NAIROBI, Kenya, May 7 – Kakuma Refugee Camp has a Sh6 billion consumer market according to a study conducted by World Bank’s International Finance Corporation.
The study finds that the refugee camp, with a population of 180,000 refugees, has a vibrant, informal private sector including more than 2,000 shops run by refugees and local Kenyans.
The economy of the 25-year-old refugee camp and neighboring towns is fueled by consumer goods and food with nearly 70 percent of residents owning a cell phone, making it a potentially attractive market for mobile banking.
“Conflict, violence, and persecution are driving more people from their homes than at any time since World War Two,” said IFC Chief Executive Officer Philippe Le Houérou. “Government aid to tackle the challenge is limited. Private sector investment could make an important difference—by creating jobs and opportunities for refugees. But investors often lack the critical information they need to venture into these markets. This study is a key first step to boost private investment into an untapped market.”

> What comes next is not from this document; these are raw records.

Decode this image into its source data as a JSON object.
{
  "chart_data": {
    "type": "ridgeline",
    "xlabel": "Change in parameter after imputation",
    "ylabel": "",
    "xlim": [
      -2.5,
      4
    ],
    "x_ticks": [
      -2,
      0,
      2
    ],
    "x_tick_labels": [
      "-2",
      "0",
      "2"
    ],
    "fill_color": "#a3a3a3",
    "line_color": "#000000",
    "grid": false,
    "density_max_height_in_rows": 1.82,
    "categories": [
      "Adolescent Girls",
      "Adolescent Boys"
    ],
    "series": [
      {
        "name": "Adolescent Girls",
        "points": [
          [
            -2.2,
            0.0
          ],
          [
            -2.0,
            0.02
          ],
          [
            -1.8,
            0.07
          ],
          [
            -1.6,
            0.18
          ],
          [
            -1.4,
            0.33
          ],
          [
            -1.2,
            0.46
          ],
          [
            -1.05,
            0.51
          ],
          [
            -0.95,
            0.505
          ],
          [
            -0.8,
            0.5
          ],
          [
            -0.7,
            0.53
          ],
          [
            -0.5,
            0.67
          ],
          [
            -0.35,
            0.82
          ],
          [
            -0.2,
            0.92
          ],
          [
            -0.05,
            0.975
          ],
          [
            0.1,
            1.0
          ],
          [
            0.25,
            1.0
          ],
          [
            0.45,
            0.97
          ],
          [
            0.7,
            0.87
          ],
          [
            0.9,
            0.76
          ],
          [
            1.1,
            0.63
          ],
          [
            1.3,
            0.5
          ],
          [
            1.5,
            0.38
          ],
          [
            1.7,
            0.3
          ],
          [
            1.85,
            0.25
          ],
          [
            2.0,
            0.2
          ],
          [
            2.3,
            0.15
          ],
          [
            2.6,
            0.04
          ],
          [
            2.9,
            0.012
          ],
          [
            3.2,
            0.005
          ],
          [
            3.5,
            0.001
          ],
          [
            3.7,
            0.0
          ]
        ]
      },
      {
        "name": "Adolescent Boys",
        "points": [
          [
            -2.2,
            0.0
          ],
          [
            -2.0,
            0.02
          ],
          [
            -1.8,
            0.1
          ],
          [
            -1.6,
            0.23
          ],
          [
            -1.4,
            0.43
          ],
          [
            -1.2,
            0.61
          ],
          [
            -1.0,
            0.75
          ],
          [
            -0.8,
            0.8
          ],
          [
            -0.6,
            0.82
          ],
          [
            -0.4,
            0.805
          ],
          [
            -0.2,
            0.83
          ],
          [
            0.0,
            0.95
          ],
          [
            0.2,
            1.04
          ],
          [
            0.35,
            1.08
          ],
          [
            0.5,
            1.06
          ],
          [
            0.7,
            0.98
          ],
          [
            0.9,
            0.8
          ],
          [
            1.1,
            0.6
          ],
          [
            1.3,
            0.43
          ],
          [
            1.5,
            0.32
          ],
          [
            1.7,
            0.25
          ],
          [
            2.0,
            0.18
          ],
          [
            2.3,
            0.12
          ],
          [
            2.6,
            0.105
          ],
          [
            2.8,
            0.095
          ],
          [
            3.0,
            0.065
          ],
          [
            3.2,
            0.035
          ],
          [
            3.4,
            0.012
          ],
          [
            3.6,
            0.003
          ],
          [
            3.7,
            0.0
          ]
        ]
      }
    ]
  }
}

The study finds that private sector engagement in refugee settings can promote self-reliance and socio-economic integration between refugees and host communities, thus empowering them both.
Although many refugees in the camp still rely primarily on humanitarian aid, the study says that attracting new private investors could provide long-term solutions for refugees by supporting local businesses and thus increasing work opportunities.
Engagement of the private sector could further expand the prospects for providing sustainable improved services in the areas of healthcare, energy, education, and also reduce prices, provide more choices and strengthen self-reliance among refugees.